Nach der russischen Oktoberrevolution waren die Popen aus den Schulen
vertrieben worden, eine der positiven Errungenschaften des "realen Sozialismus".
Letzterer war nach seinem Konkurs sehr rasch durch einen hemmungslosen Neoliberalismus
ersetzt worden, in den Schulen wurde nimmer Marxismus-Leninismus unterrichtet,
aber bisher blieb das Schulwesen von der Wiedereinführung staatlicher religiöser
Indoktrination verschont. Damit ist es nun vorbei, wie Pressemeldungen
zu entnehmen war, ist jetzt fix: ab dem Schuljahr 2012/13 wird ein mehrfach gegliederter
diesbezüglicher Unterricht eingeführt. Seit 2010 liefen in einem Viertel
der russischen Regionen Schulversuche. Nun müssen sich Schüler und Eltern bis
März entscheiden, welchen Unterricht sie für das nächste Schuljahr auswählen:
christlich-orthodoxen, islamischen, buddhistischen, jüdischen Religionsunterricht
oder Ethik oder ein Fach über die Grundlagen der Weltreligionen.
In Russland
ist während der kommunistischen Zeit keine so durchgehende Säkularisierung der
Gesellschaft gelungen wie in der ehemaligen DDR, wo inzwischen um die 80
Prozent der Bevölkerung religionsfrei sind.

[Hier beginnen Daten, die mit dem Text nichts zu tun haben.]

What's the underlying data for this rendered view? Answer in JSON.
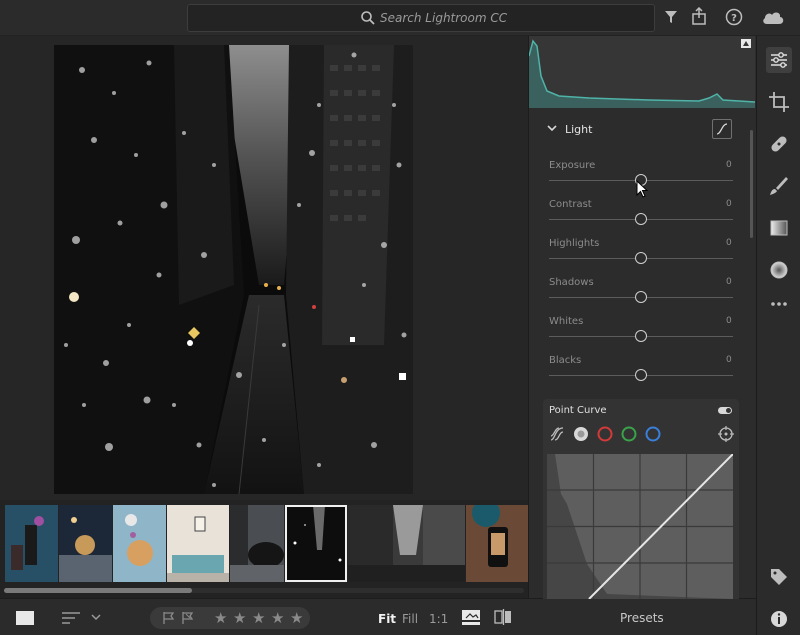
{
  "search": {
    "placeholder": "Search Lightroom CC"
  },
  "panel": {
    "section_title": "Light",
    "sliders": [
      {
        "label": "Exposure",
        "value": "0",
        "level": 0.5
      },
      {
        "label": "Contrast",
        "value": "0",
        "level": 0.5
      },
      {
        "label": "Highlights",
        "value": "0",
        "level": 0.5
      },
      {
        "label": "Shadows",
        "value": "0",
        "level": 0.5
      },
      {
        "label": "Whites",
        "value": "0",
        "level": 0.5
      },
      {
        "label": "Blacks",
        "value": "0",
        "level": 0.5
      }
    ],
    "point_curve": {
      "title": "Point Curve",
      "enabled": true
    }
  },
  "bottom": {
    "zoom": {
      "fit": "Fit",
      "fill": "Fill",
      "one": "1:1",
      "active": "fit"
    },
    "rating": 0,
    "presets_label": "Presets"
  },
  "colors": {
    "accent_teal": "#4fb3a8",
    "red_channel": "#d23a3a",
    "green_channel": "#3aa34a",
    "blue_channel": "#3a7fd9"
  }
}
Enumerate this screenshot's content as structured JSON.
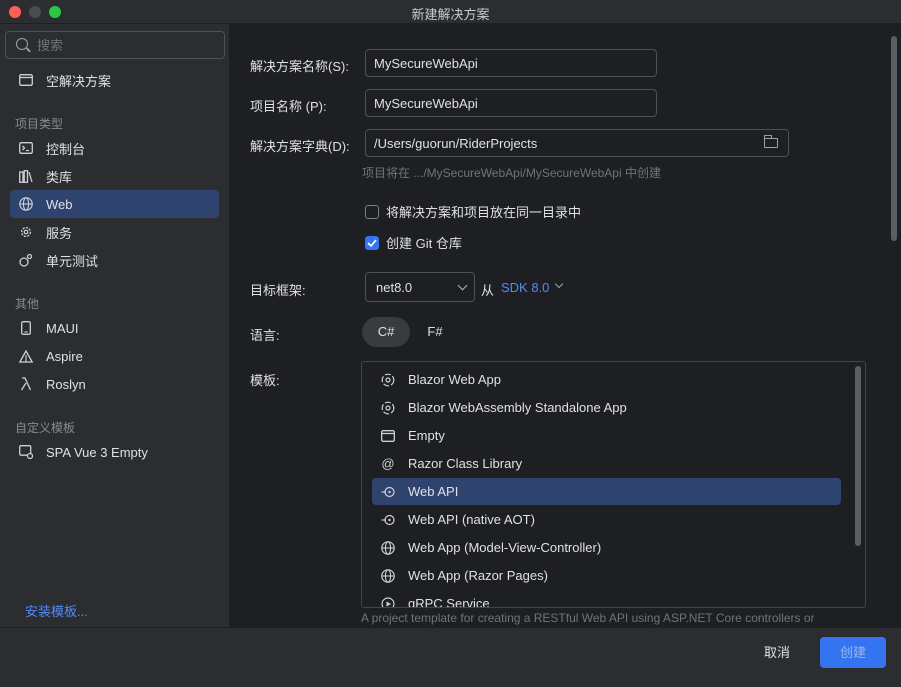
{
  "window": {
    "title": "新建解决方案"
  },
  "sidebar": {
    "search_placeholder": "搜索",
    "top_items": [
      {
        "label": "空解决方案",
        "icon": "window-icon"
      }
    ],
    "sections": [
      {
        "header": "项目类型",
        "items": [
          {
            "label": "控制台",
            "icon": "console-icon"
          },
          {
            "label": "类库",
            "icon": "library-icon"
          },
          {
            "label": "Web",
            "icon": "globe-icon",
            "selected": true
          },
          {
            "label": "服务",
            "icon": "gear-icon"
          },
          {
            "label": "单元测试",
            "icon": "test-icon"
          }
        ]
      },
      {
        "header": "其他",
        "items": [
          {
            "label": "MAUI",
            "icon": "phone-icon"
          },
          {
            "label": "Aspire",
            "icon": "aspire-icon"
          },
          {
            "label": "Roslyn",
            "icon": "lambda-icon"
          }
        ]
      },
      {
        "header": "自定义模板",
        "items": [
          {
            "label": "SPA Vue 3 Empty",
            "icon": "template-icon"
          }
        ]
      }
    ],
    "install_link": "安装模板..."
  },
  "form": {
    "solution_name": {
      "label": "解决方案名称(S):",
      "value": "MySecureWebApi"
    },
    "project_name": {
      "label": "项目名称 (P):",
      "value": "MySecureWebApi"
    },
    "solution_dir": {
      "label": "解决方案字典(D):",
      "value": "/Users/guorun/RiderProjects"
    },
    "hint": "项目将在 .../MySecureWebApi/MySecureWebApi 中创建",
    "same_dir": {
      "label": "将解决方案和项目放在同一目录中",
      "checked": false
    },
    "git": {
      "label": "创建 Git 仓库",
      "checked": true
    },
    "framework": {
      "label": "目标框架:",
      "value": "net8.0",
      "from": "从",
      "sdk": "SDK 8.0"
    },
    "language": {
      "label": "语言:",
      "options": [
        "C#",
        "F#"
      ],
      "selected": "C#"
    },
    "templates": {
      "label": "模板:",
      "items": [
        {
          "label": "Blazor Web App",
          "icon": "blazor-icon"
        },
        {
          "label": "Blazor WebAssembly Standalone App",
          "icon": "blazor-icon"
        },
        {
          "label": "Empty",
          "icon": "window-icon"
        },
        {
          "label": "Razor Class Library",
          "icon": "at-icon"
        },
        {
          "label": "Web API",
          "icon": "api-icon",
          "selected": true
        },
        {
          "label": "Web API (native AOT)",
          "icon": "api-icon"
        },
        {
          "label": "Web App (Model-View-Controller)",
          "icon": "globe-icon"
        },
        {
          "label": "Web App (Razor Pages)",
          "icon": "globe-icon"
        },
        {
          "label": "gRPC Service",
          "icon": "grpc-icon"
        }
      ],
      "description": "A project template for creating a RESTful Web API using ASP.NET Core controllers or"
    }
  },
  "footer": {
    "cancel": "取消",
    "create": "创建"
  },
  "colors": {
    "accent": "#3574f0",
    "selection": "#2e436e",
    "link": "#548af7"
  }
}
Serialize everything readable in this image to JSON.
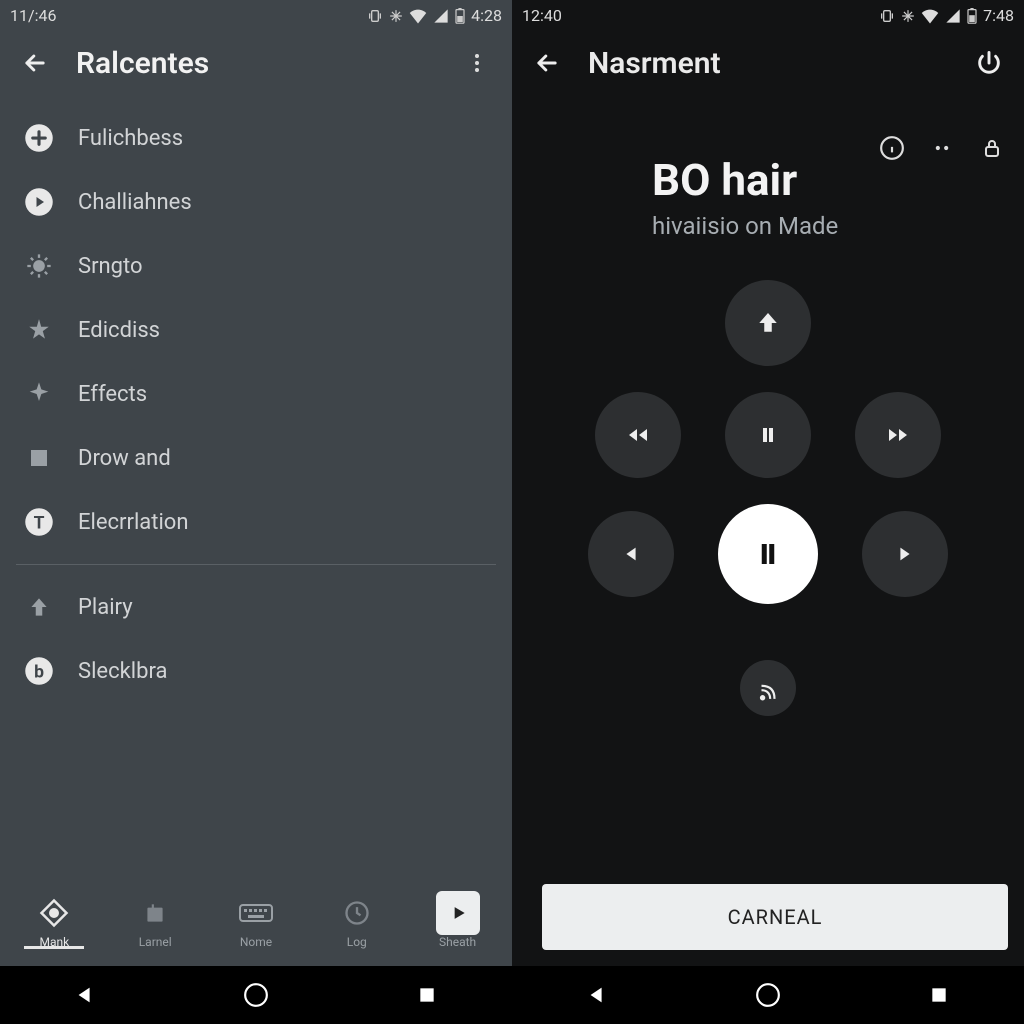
{
  "left": {
    "status": {
      "time": "11/:46",
      "clock": "4:28"
    },
    "appbar": {
      "title": "Ralcentes"
    },
    "list": [
      {
        "icon": "plus-circle-icon",
        "label": "Fulichbess"
      },
      {
        "icon": "play-circle-icon",
        "label": "Challiahnes"
      },
      {
        "icon": "sun-icon",
        "label": "Srngto"
      },
      {
        "icon": "star-icon",
        "label": "Edicdiss"
      },
      {
        "icon": "sparkle-icon",
        "label": "Effects"
      },
      {
        "icon": "square-icon",
        "label": "Drow and"
      },
      {
        "icon": "t-circle-icon",
        "label": "Elecrrlation"
      }
    ],
    "list2": [
      {
        "icon": "arrow-up-icon",
        "label": "Plairy"
      },
      {
        "icon": "b-circle-icon",
        "label": "Slecklbra"
      }
    ],
    "bnav": [
      {
        "label": "Mank",
        "icon": "diamond-icon",
        "active": true
      },
      {
        "label": "Larnel",
        "icon": "box-icon"
      },
      {
        "label": "Nome",
        "icon": "keyboard-icon"
      },
      {
        "label": "Log",
        "icon": "refresh-icon"
      },
      {
        "label": "Sheath",
        "icon": "play-box-icon"
      }
    ]
  },
  "right": {
    "status": {
      "time": "12:40",
      "clock": "7:48"
    },
    "appbar": {
      "title": "Nasrment"
    },
    "media": {
      "title": "BO hair",
      "subtitle": "hivaiisio on Made"
    },
    "button": {
      "label": "CARNEAL"
    }
  }
}
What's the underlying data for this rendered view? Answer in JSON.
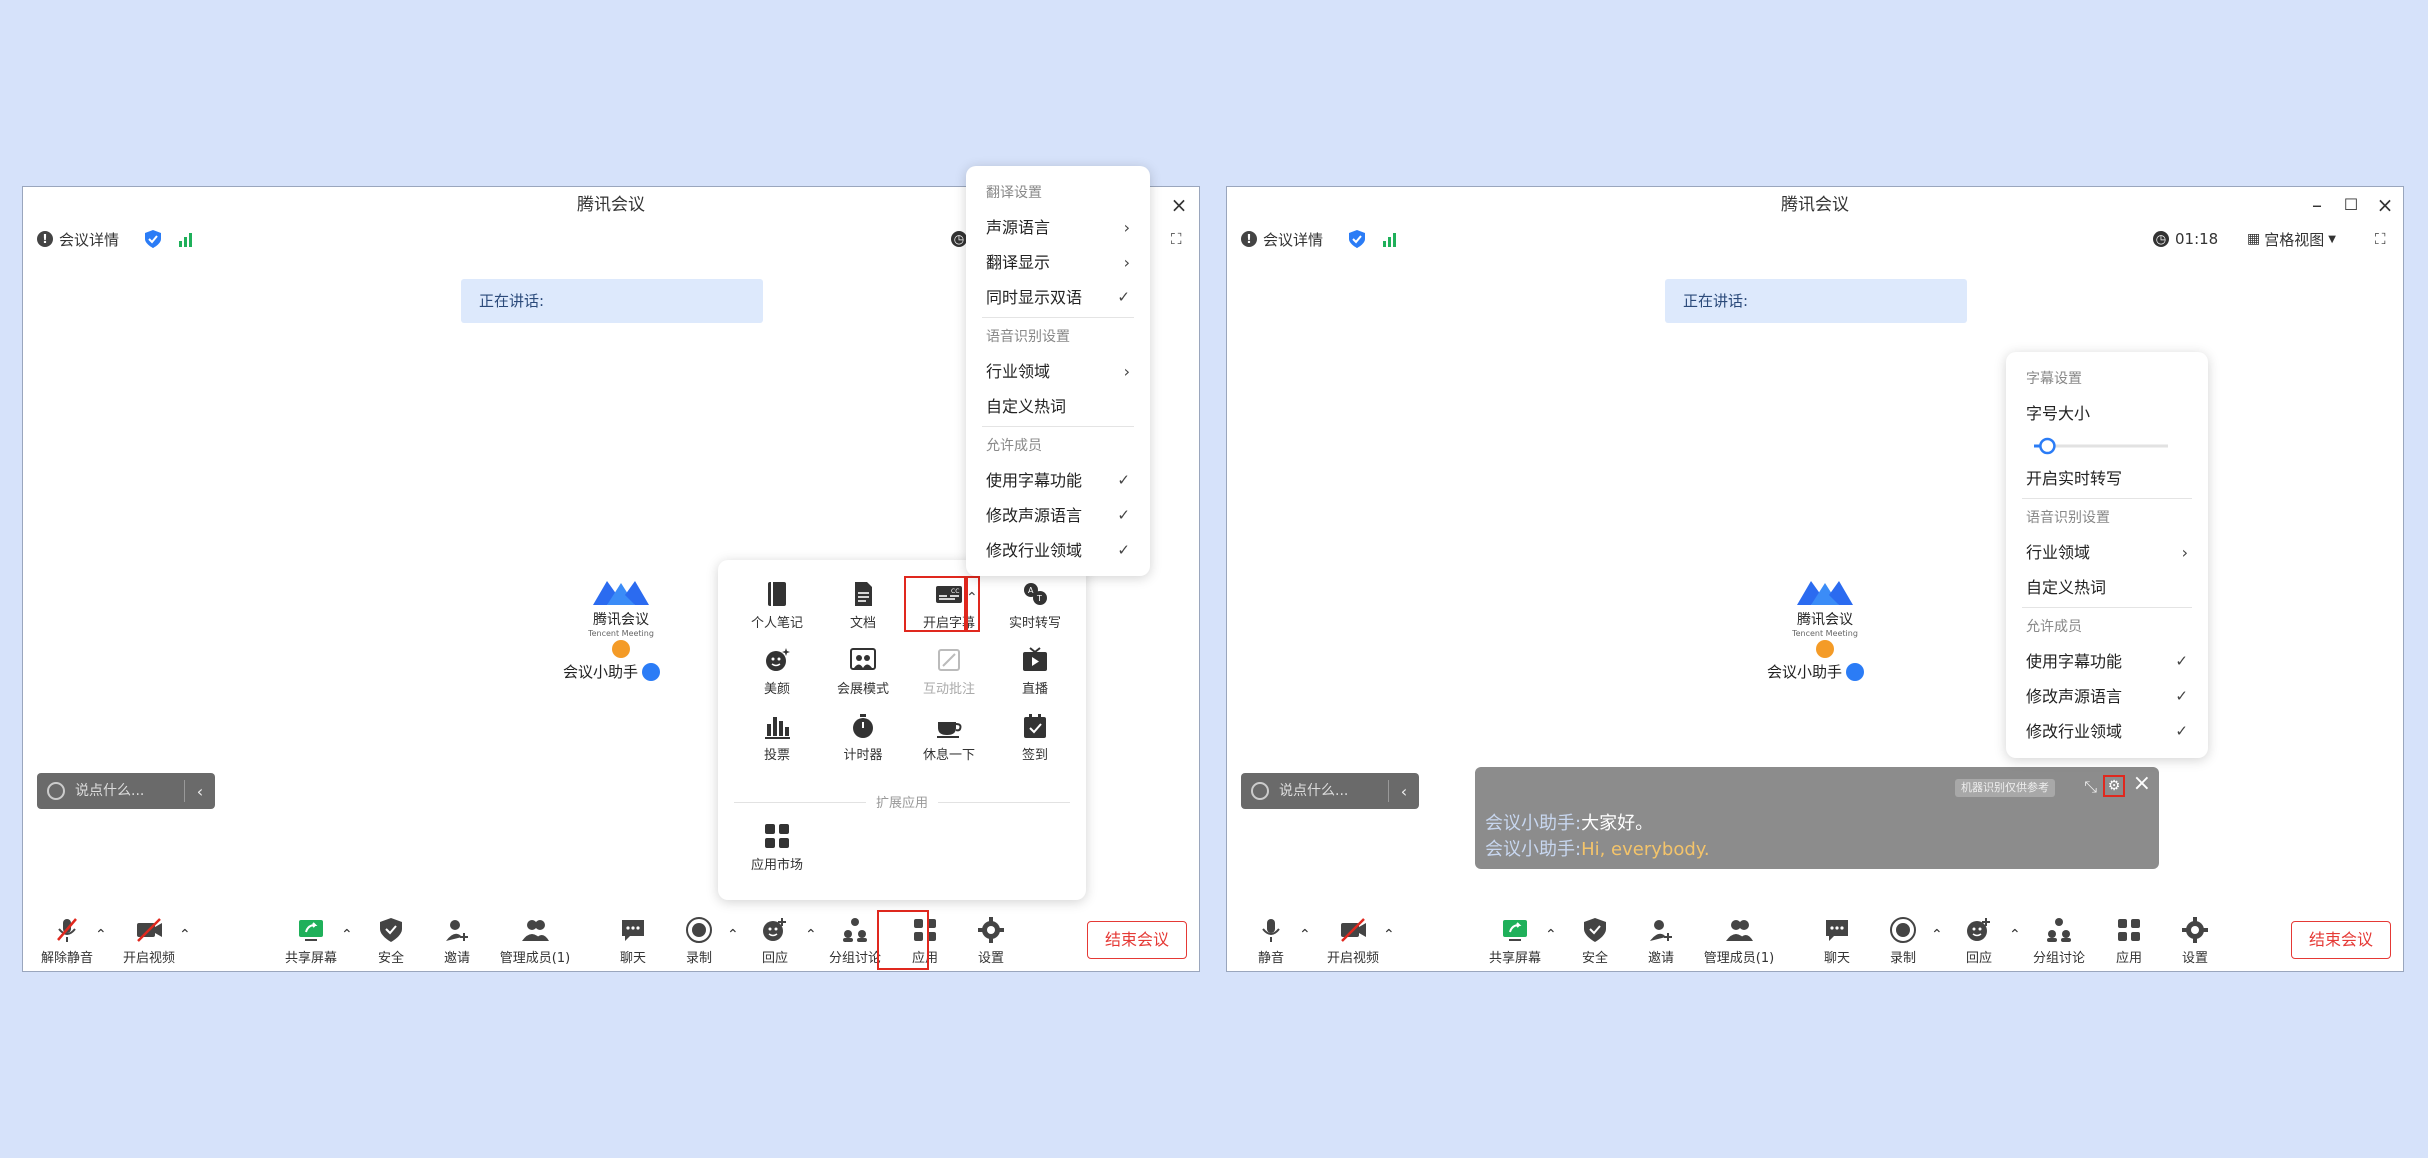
{
  "left_window": {
    "title": "腾讯会议",
    "info": "会议详情",
    "speaking": "正在讲话:",
    "logo_text": "腾讯会议",
    "logo_sub": "Tencent Meeting",
    "assistant": "会议小助手",
    "chat_placeholder": "说点什么...",
    "toolbar": {
      "mute": "解除静音",
      "video": "开启视频",
      "share": "共享屏幕",
      "security": "安全",
      "invite": "邀请",
      "members": "管理成员(1)",
      "chat": "聊天",
      "record": "录制",
      "reaction": "回应",
      "breakout": "分组讨论",
      "apps": "应用",
      "settings": "设置"
    },
    "end_meeting": "结束会议",
    "apps_panel": {
      "apps": [
        {
          "label": "个人笔记",
          "icon": "notebook-icon"
        },
        {
          "label": "文档",
          "icon": "document-icon"
        },
        {
          "label": "开启字幕",
          "icon": "caption-icon"
        },
        {
          "label": "实时转写",
          "icon": "transcribe-icon"
        },
        {
          "label": "美颜",
          "icon": "beauty-icon"
        },
        {
          "label": "会展模式",
          "icon": "exhibition-icon"
        },
        {
          "label": "互动批注",
          "icon": "annotate-icon"
        },
        {
          "label": "直播",
          "icon": "live-icon"
        },
        {
          "label": "投票",
          "icon": "vote-icon"
        },
        {
          "label": "计时器",
          "icon": "timer-icon"
        },
        {
          "label": "休息一下",
          "icon": "coffee-icon"
        },
        {
          "label": "签到",
          "icon": "checkin-icon"
        }
      ],
      "extension_title": "扩展应用",
      "market": "应用市场"
    },
    "caption_menu": {
      "translation_section": "翻译设置",
      "source_language": "声源语言",
      "translation_display": "翻译显示",
      "bilingual": "同时显示双语",
      "recognition_section": "语音识别设置",
      "industry": "行业领域",
      "custom_hotwords": "自定义热词",
      "allow_section": "允许成员",
      "use_caption": "使用字幕功能",
      "modify_source": "修改声源语言",
      "modify_industry": "修改行业领域"
    }
  },
  "right_window": {
    "title": "腾讯会议",
    "info": "会议详情",
    "timer": "01:18",
    "view": "宫格视图",
    "speaking": "正在讲话:",
    "logo_text": "腾讯会议",
    "logo_sub": "Tencent Meeting",
    "assistant": "会议小助手",
    "chat_placeholder": "说点什么...",
    "toolbar": {
      "mute": "静音",
      "video": "开启视频",
      "share": "共享屏幕",
      "security": "安全",
      "invite": "邀请",
      "members": "管理成员(1)",
      "chat": "聊天",
      "record": "录制",
      "reaction": "回应",
      "breakout": "分组讨论",
      "apps": "应用",
      "settings": "设置"
    },
    "end_meeting": "结束会议",
    "subtitle_menu": {
      "subtitle_section": "字幕设置",
      "font_size": "字号大小",
      "font_size_level": 0.1,
      "enable_transcription": "开启实时转写",
      "recognition_section": "语音识别设置",
      "industry": "行业领域",
      "custom_hotwords": "自定义热词",
      "allow_section": "允许成员",
      "use_caption": "使用字幕功能",
      "modify_source": "修改声源语言",
      "modify_industry": "修改行业领域"
    },
    "caption": {
      "tag": "机器识别仅供参考",
      "speaker": "会议小助手:",
      "line_zh": "大家好。",
      "line_en": "Hi, everybody."
    }
  },
  "colors": {
    "background": "#d6e2fa",
    "highlight": "#e0281e",
    "accent": "#2b7cf6",
    "signal": "#1fb05a",
    "end": "#e53935"
  }
}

Für Russland gibt's nur Schätzungen,
da die Religion in amtlichen Papieren nirgends registriert wird (wie in Österreich
auf den Meldezetteln oder in Deutschland auf den Lohnsteuerkarten). Es wird
angenommen, dass um die 100 der 142 Millionen Einwohner sich zu einer religiösen
Gemeinschaft bekennen, die religiösen Aktivitäten beschränken sich allerdings
weitgehend auf die traditionellen Riten zu Geburt, Hochzeit und Tod. Der Einfluss
der russisch-orthodoxen Kirche hat sich hauptsächlich in den ländlichen Gebieten
erhöht. Es ist also nicht anders als bei uns, wo es auch als Maßstab gelten
kann: desto Dorf, desto schwarz, desto Kirche.
Man wird es also spätestens
im Herbst 2012 wissen, wie sich die Religionen und die Religionsfreiheit gut
zwanzig Jahre nach dem Ende der Sowjetunion verteilen.